STRUCTURE AND FUNCTIONS OF INFORMATION PROCESSING/ANALYSIS SYSTEM FOR ENVIRONMENTAL EPIDEMIOLOGY (IS)

PROBLEMS TO BE SOLVED BY IS
INFORMATION FLOWS IN IS
THE COMPONENTS OF IS
PROCESSES INSIDE AND OUTSIDE IS
THE USAGE OF IS

PROBLEMS TO BE SOLVED BY IS
   IS is a branch of environmental control. It handles informational control, in contrast to direct control by force. It is this informational branch that is presently underdeveloped in RF.

   Russia collects a lot of data on health and environment. However, their potential is just minimally used in decision-making because data per se are indigestible and the decision-maker receives only a tiny portion of their informational content. IS will handle this bottleneck by using a deeper-than-usual information processing and a higher-capacity tool - environmental health scenario - for contacting the decision-maker.

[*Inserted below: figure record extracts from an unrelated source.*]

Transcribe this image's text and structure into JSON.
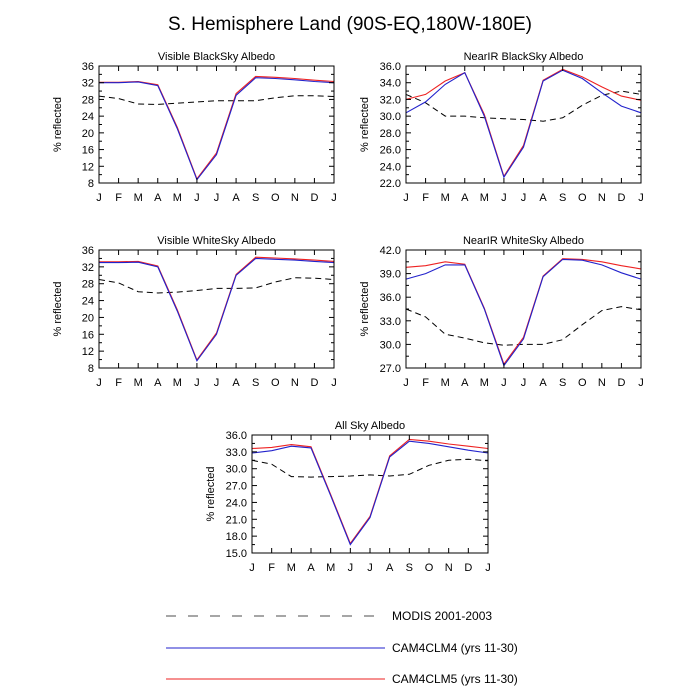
{
  "figure": {
    "title": "S. Hemisphere Land (90S-EQ,180W-180E)"
  },
  "legend": [
    {
      "label": "MODIS 2001-2003",
      "color": "#888888",
      "dash": "dashed"
    },
    {
      "label": "CAM4CLM4 (yrs 11-30)",
      "color": "#2222cc",
      "dash": "solid"
    },
    {
      "label": "CAM4CLM5 (yrs 11-30)",
      "color": "#ee2222",
      "dash": "solid"
    }
  ],
  "colors": {
    "modis": "#000000",
    "clm4": "#2222cc",
    "clm5": "#ee2222"
  },
  "chart_data": [
    {
      "type": "line",
      "title": "Visible BlackSky Albedo",
      "ylabel": "% reflected",
      "categories": [
        "J",
        "F",
        "M",
        "A",
        "M",
        "J",
        "J",
        "A",
        "S",
        "O",
        "N",
        "D",
        "J"
      ],
      "ylim": [
        8,
        36
      ],
      "yticks": [
        "8",
        "12",
        "16",
        "20",
        "24",
        "28",
        "32",
        "36"
      ],
      "series": [
        {
          "name": "MODIS 2001-2003",
          "values": [
            28.8,
            28.2,
            26.9,
            26.8,
            27.1,
            27.4,
            27.7,
            27.7,
            27.7,
            28.4,
            28.9,
            28.9,
            28.7
          ]
        },
        {
          "name": "CAM4CLM4 (yrs 11-30)",
          "values": [
            32.0,
            32.0,
            32.2,
            31.3,
            21.0,
            8.8,
            14.8,
            29.0,
            33.2,
            33.0,
            32.7,
            32.3,
            32.0
          ]
        },
        {
          "name": "CAM4CLM5 (yrs 11-30)",
          "values": [
            32.1,
            32.1,
            32.3,
            31.5,
            21.3,
            9.0,
            15.2,
            29.4,
            33.5,
            33.3,
            33.0,
            32.6,
            32.3
          ]
        }
      ]
    },
    {
      "type": "line",
      "title": "NearIR BlackSky Albedo",
      "ylabel": "% reflected",
      "categories": [
        "J",
        "F",
        "M",
        "A",
        "M",
        "J",
        "J",
        "A",
        "S",
        "O",
        "N",
        "D",
        "J"
      ],
      "ylim": [
        22,
        36
      ],
      "yticks": [
        "22.0",
        "24.0",
        "26.0",
        "28.0",
        "30.0",
        "32.0",
        "34.0",
        "36.0"
      ],
      "series": [
        {
          "name": "MODIS 2001-2003",
          "values": [
            32.6,
            31.6,
            30.0,
            30.0,
            29.8,
            29.7,
            29.6,
            29.4,
            29.8,
            31.3,
            32.5,
            33.0,
            32.6
          ]
        },
        {
          "name": "CAM4CLM4 (yrs 11-30)",
          "values": [
            30.4,
            31.7,
            33.8,
            35.2,
            30.0,
            22.7,
            26.3,
            34.2,
            35.5,
            34.5,
            32.8,
            31.2,
            30.4
          ]
        },
        {
          "name": "CAM4CLM5 (yrs 11-30)",
          "values": [
            32.0,
            32.6,
            34.2,
            35.2,
            30.2,
            22.8,
            26.5,
            34.3,
            35.6,
            34.7,
            33.5,
            32.4,
            31.9
          ]
        }
      ]
    },
    {
      "type": "line",
      "title": "Visible WhiteSky Albedo",
      "ylabel": "% reflected",
      "categories": [
        "J",
        "F",
        "M",
        "A",
        "M",
        "J",
        "J",
        "A",
        "S",
        "O",
        "N",
        "D",
        "J"
      ],
      "ylim": [
        8,
        36
      ],
      "yticks": [
        "8",
        "12",
        "16",
        "20",
        "24",
        "28",
        "32",
        "36"
      ],
      "series": [
        {
          "name": "MODIS 2001-2003",
          "values": [
            29.0,
            28.2,
            26.1,
            25.8,
            26.0,
            26.4,
            26.9,
            26.9,
            27.0,
            28.4,
            29.4,
            29.3,
            29.0
          ]
        },
        {
          "name": "CAM4CLM4 (yrs 11-30)",
          "values": [
            33.0,
            33.0,
            33.1,
            32.0,
            21.5,
            9.7,
            16.0,
            30.0,
            34.0,
            33.8,
            33.6,
            33.3,
            33.0
          ]
        },
        {
          "name": "CAM4CLM5 (yrs 11-30)",
          "values": [
            33.2,
            33.2,
            33.3,
            32.2,
            21.8,
            9.9,
            16.3,
            30.2,
            34.3,
            34.1,
            33.9,
            33.6,
            33.3
          ]
        }
      ]
    },
    {
      "type": "line",
      "title": "NearIR WhiteSky Albedo",
      "ylabel": "% reflected",
      "categories": [
        "J",
        "F",
        "M",
        "A",
        "M",
        "J",
        "J",
        "A",
        "S",
        "O",
        "N",
        "D",
        "J"
      ],
      "ylim": [
        27,
        42
      ],
      "yticks": [
        "27.0",
        "30.0",
        "33.0",
        "36.0",
        "39.0",
        "42.0"
      ],
      "series": [
        {
          "name": "MODIS 2001-2003",
          "values": [
            34.5,
            33.5,
            31.3,
            30.8,
            30.2,
            29.9,
            30.0,
            30.0,
            30.6,
            32.5,
            34.3,
            34.8,
            34.4
          ]
        },
        {
          "name": "CAM4CLM4 (yrs 11-30)",
          "values": [
            38.3,
            39.0,
            40.1,
            40.1,
            34.5,
            27.3,
            30.7,
            38.6,
            40.8,
            40.7,
            40.1,
            39.1,
            38.3
          ]
        },
        {
          "name": "CAM4CLM5 (yrs 11-30)",
          "values": [
            39.8,
            40.0,
            40.5,
            40.2,
            34.6,
            27.5,
            30.9,
            38.7,
            40.9,
            40.8,
            40.5,
            40.0,
            39.6
          ]
        }
      ]
    },
    {
      "type": "line",
      "title": "All Sky Albedo",
      "ylabel": "% reflected",
      "categories": [
        "J",
        "F",
        "M",
        "A",
        "M",
        "J",
        "J",
        "A",
        "S",
        "O",
        "N",
        "D",
        "J"
      ],
      "ylim": [
        15,
        36
      ],
      "yticks": [
        "15.0",
        "18.0",
        "21.0",
        "24.0",
        "27.0",
        "30.0",
        "33.0",
        "36.0"
      ],
      "series": [
        {
          "name": "MODIS 2001-2003",
          "values": [
            31.5,
            30.8,
            28.6,
            28.5,
            28.6,
            28.7,
            28.9,
            28.7,
            29.0,
            30.6,
            31.5,
            31.7,
            31.4
          ]
        },
        {
          "name": "CAM4CLM4 (yrs 11-30)",
          "values": [
            32.8,
            33.2,
            34.0,
            33.7,
            25.2,
            16.5,
            21.3,
            32.1,
            34.9,
            34.5,
            33.9,
            33.3,
            32.8
          ]
        },
        {
          "name": "CAM4CLM5 (yrs 11-30)",
          "values": [
            33.6,
            33.8,
            34.3,
            33.9,
            25.4,
            16.7,
            21.5,
            32.3,
            35.2,
            34.9,
            34.4,
            34.0,
            33.6
          ]
        }
      ]
    }
  ]
}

   As any information system, IS can be split into 3 stages:

Information input:
1. Information input (primarily, monitoring data) is full of errors and gaps. How should it be refined and where should the refined information be stored? (IS answer: by filtering through the model.)
2. The monitoring data for different territories etc. are usually incomparable in their raw form. Also, data may have several levels - from an individual to RF as a whole. What common denominator can be found for comparison? (IS answer: use a coherent data processing technology based on multilevel models of the unified form.)
3. The existing monitoring system has hardly an element that doesn't call for improvement. What should be improved first? (IS answer: what is calculated by IS to be the most important for decision-making.)
Information processing:
1. Monitoring provides numerical data that is processed numerically, too. However, experts have a lot of qualitative, logical information that could potentially fill the gaps that exist in figures. How can it be used? (IS answer: by using only those models and processing algorithms that have both a numerical and a logical version.)
2. There are two approaches to the impact of pollution on health. Toxicology relies on pollutant concentrations and toxicities measured in laboratory. Epidemiology relies on real-world disease incidence data. Both have merits and drawbacks. How can they be combined, so that output information would stand on both feet? (IS answer: toxicological approach is more universal and is chosen for IS skeleton - automatic information processing pipeline. Epidemiological studies serve as plug-ins to the pipeline and are used to refine the environmental epidemiological (EE) models in IS.)
3. The correlations between pollution and health within the total bundle of factors are too weak. When a single causal chain "pollutant->disease" is extracted from the bundle, it may prove reliable. However, one can't afford to extract all chains in this way. Then, on what should data analysis be based? (IS answer: on stable patterns of factors that, on one hand, go together, and, on the other hand, don't need special extraction efforts.)
Information output:
1. How should the cost of EE decisions be taken into account? (IS answer: through the balance of medical and economical criteria for choosing a plan of action appropriate for each hazard. A set of model plans, each with its own costs and expected effects, will be supported by IS.)
2. What should be left to decision-maker's choice and what should be optimized in advance? (IS answer: the decision-maker should input into IS his/her criteria of evaluation for EE situation and for possible action. IS should produce a scenario optimized along the lines consistent with these criteria. Where there is not enough data for automatic optimization, IS should still leave the choice to decision-maker.)
3. There are several stockholders in the decision-making process, each with one's own viewpoint and interest. How should this multiplicity be handled? (IS answer: by searching for a multicriterial balance of interests within a bundle of model scenarios. The search can be directed by IS or by stockholders themselves.)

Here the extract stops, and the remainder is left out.